Si l’on a entendu parler (malheureusement pas assez) de la Birmanie ces dernières années et de « l’Orchidée de fer », surnom donné à Aung San Suu Kyi en référence à la fleur portée dans ses cheveux comme un symbole de résistance face au régime politique en place, le monde découvre aujourd’hui la Plume d’Or de Than Htut Aung. La Birmanie ne cesse donc d’être populaire pour ses fortes personnalités, au plus grand déplaisir de la junte militaire !
La Plume d’Or, récompense remise par l’Association mondiale des journaux et éditeurs de médias d’information (Wan-Ifra), a pour but d’honorer les écrivains, éditeurs, patrons de presse, journalistes et autres métiers de la branche.
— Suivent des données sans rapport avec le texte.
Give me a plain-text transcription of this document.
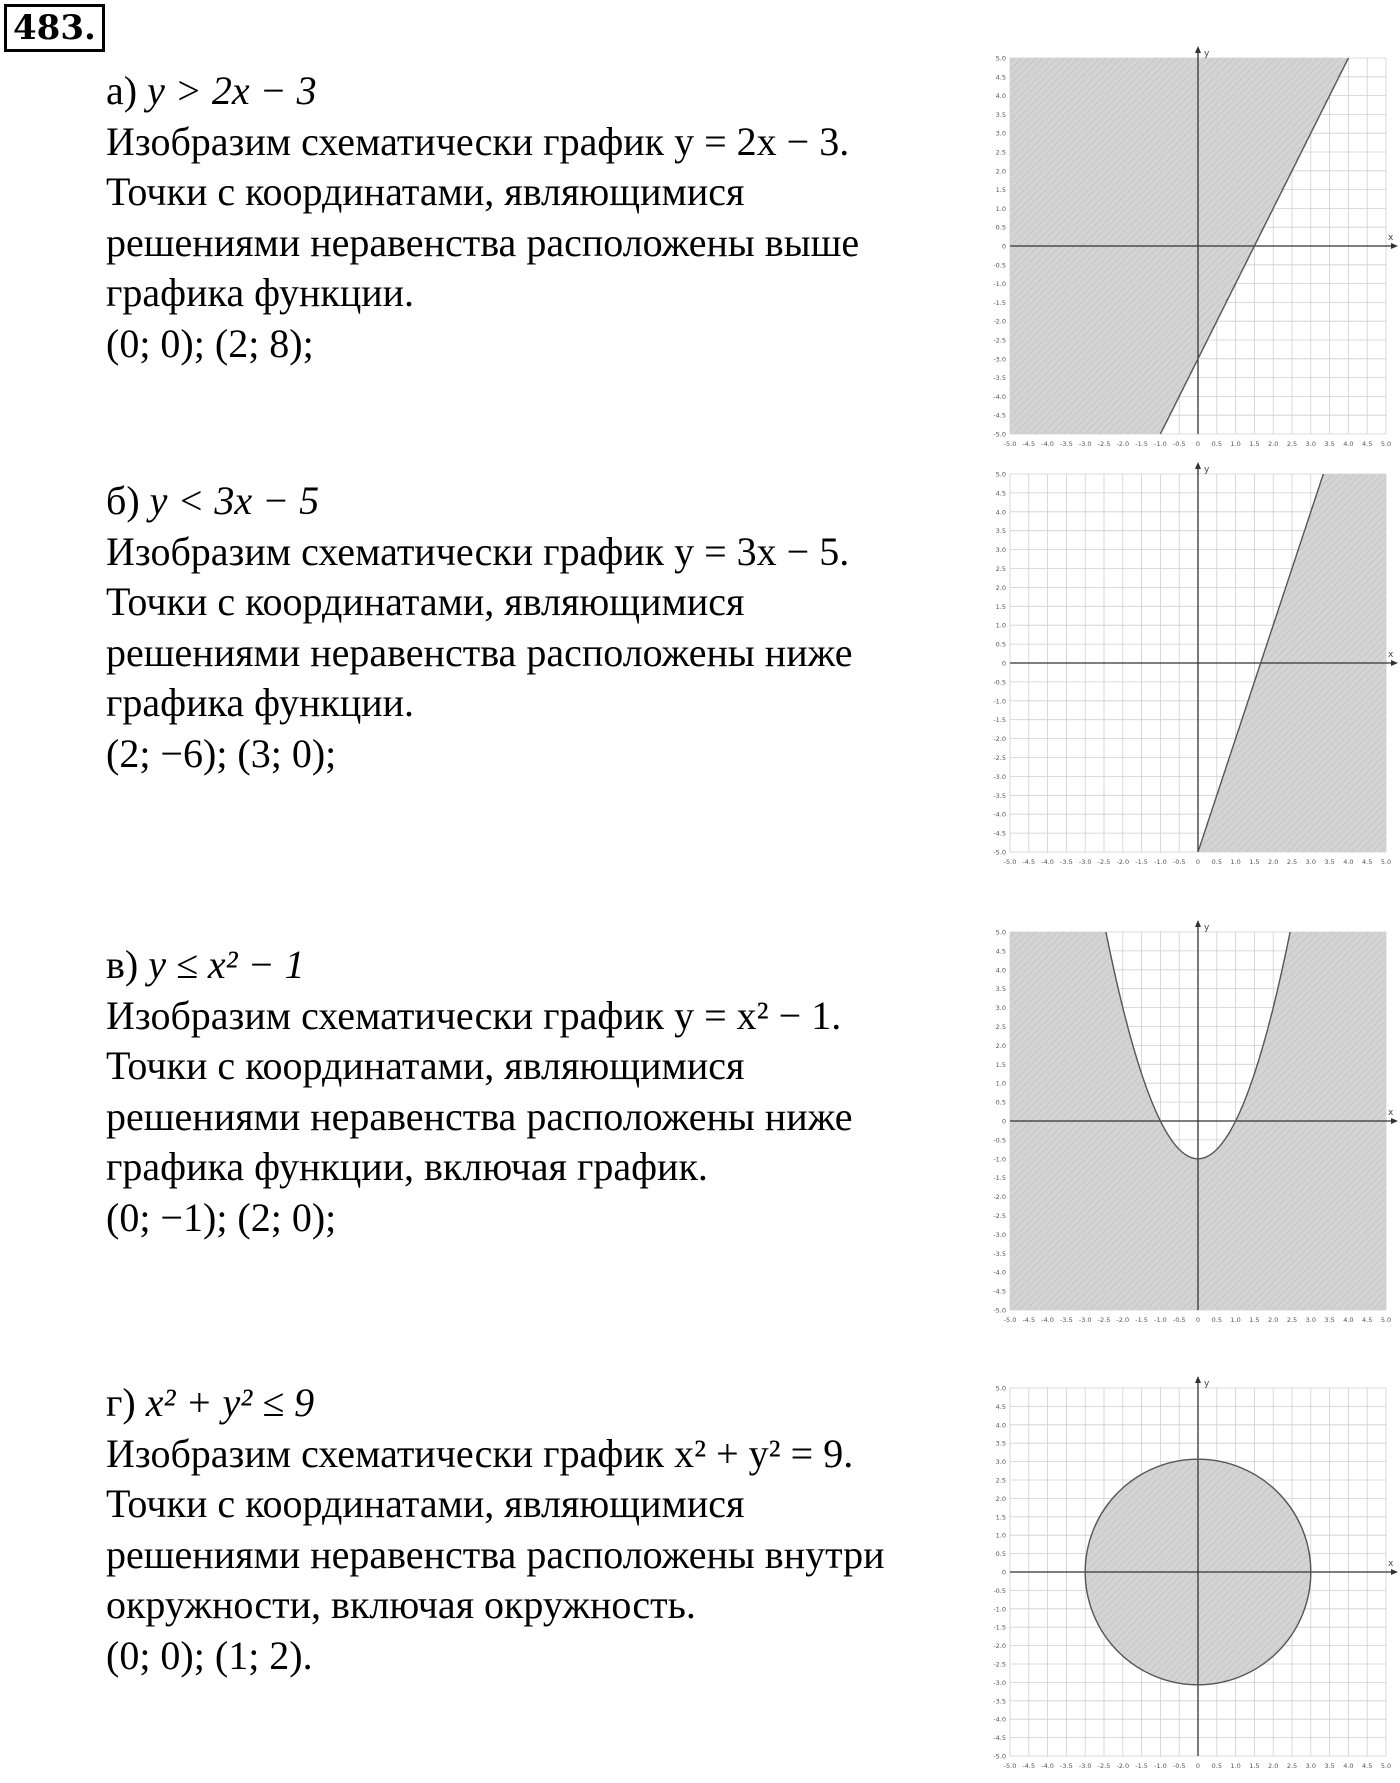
483.
а) y > 2x − 3
Изобразим схематически график y = 2x − 3.
Точки с координатами, являющимися
решениями неравенства расположены выше
графика функции.
(0; 0); (2; 8);
б) y < 3x − 5
Изобразим схематически график y = 3x − 5.
Точки с координатами, являющимися
решениями неравенства расположены ниже
графика функции.
(2; −6); (3; 0);
в) y ≤ x² − 1
Изобразим схематически график y = x² − 1.
Точки с координатами, являющимися
решениями неравенства расположены ниже
графика функции, включая график.
(0; −1); (2; 0);
г) x² + y² ≤ 9
Изобразим схематически график x² + y² = 9.
Точки с координатами, являющимися
решениями неравенства расположены внутри
окружности, включая окружность.
(0; 0); (1; 2).
x
y
-5.0
-5.0
-4.5
-4.5
-4.0
-4.0
-3.5
-3.5
-3.0
-3.0
-2.5
-2.5
-2.0
-2.0
-1.5
-1.5
-1.0
-1.0
-0.5
-0.5
0
0
0.5
0.5
1.0
1.0
1.5
1.5
2.0
2.0
2.5
2.5
3.0
3.0
3.5
3.5
4.0
4.0
4.5
4.5
5.0
5.0
x
y
-5.0
-5.0
-4.5
-4.5
-4.0
-4.0
-3.5
-3.5
-3.0
-3.0
-2.5
-2.5
-2.0
-2.0
-1.5
-1.5
-1.0
-1.0
-0.5
-0.5
0
0
0.5
0.5
1.0
1.0
1.5
1.5
2.0
2.0
2.5
2.5
3.0
3.0
3.5
3.5
4.0
4.0
4.5
4.5
5.0
5.0
x
y
-5.0
-5.0
-4.5
-4.5
-4.0
-4.0
-3.5
-3.5
-3.0
-3.0
-2.5
-2.5
-2.0
-2.0
-1.5
-1.5
-1.0
-1.0
-0.5
-0.5
0
0
0.5
0.5
1.0
1.0
1.5
1.5
2.0
2.0
2.5
2.5
3.0
3.0
3.5
3.5
4.0
4.0
4.5
4.5
5.0
5.0
x
y
-5.0
-5.0
-4.5
-4.5
-4.0
-4.0
-3.5
-3.5
-3.0
-3.0
-2.5
-2.5
-2.0
-2.0
-1.5
-1.5
-1.0
-1.0
-0.5
-0.5
0
0
0.5
0.5
1.0
1.0
1.5
1.5
2.0
2.0
2.5
2.5
3.0
3.0
3.5
3.5
4.0
4.0
4.5
4.5
5.0
5.0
Plus particulièrement ceux qui ont osé exprimer leurs opinions dans un climat politique souvent difficile ponctué de pressions, de menaces ou de peines de prison.
La Plume d’Or de la liberté 2013, une affaire birmane
Et cette année, la Plume d’Or de la Liberté 2013 a été attribuée au patron du groupe Birman Eleven Media, Than Htut Aung pour avoir su braver les restrictions gouvernementales à la liberté d’expression. Faut-il voir cette volonté d’opposition comme l’héritage birman transmis par la très célèbre Orchidée de Fer?
En tout cas, s’opposer par voie de presse au régime imposé par la junte militaire est une affaire birmane cette année!
De l’Orchidée de Fer à la Plume d’Or, en passant par la révolution de papier
Si braver les interdits devient apparemment une tradition nationale en Birmanie, cela s’explique par le règne d’un demi-siècle d’une junte militaire et l’instauration d’une dictature. Et après sa très attendue dissolution en mars 2011, notamment grâce au mouvement d’opposition menée par l’Orchidée de Fer, la junte a finalement transmis ses pouvoirs à un gouvernement d’anciens militaires qui a depuis multiplié de timides réformes.
La censure a été abolie dans la forme, les journalistes emprisonnés libérés et les quotidiens privés se sont multipliés dès le mois d’avril de cette même année. Commence alors ce que Reporters Sans Frontières appelle la « révolution de papier », frêle transition entre le Fer et l’Or… car le pays reste encore très mal placé dans le classement 2013 de la liberté de la presse (151ème sur 179).
La peur et la pression, vecteur de succès ?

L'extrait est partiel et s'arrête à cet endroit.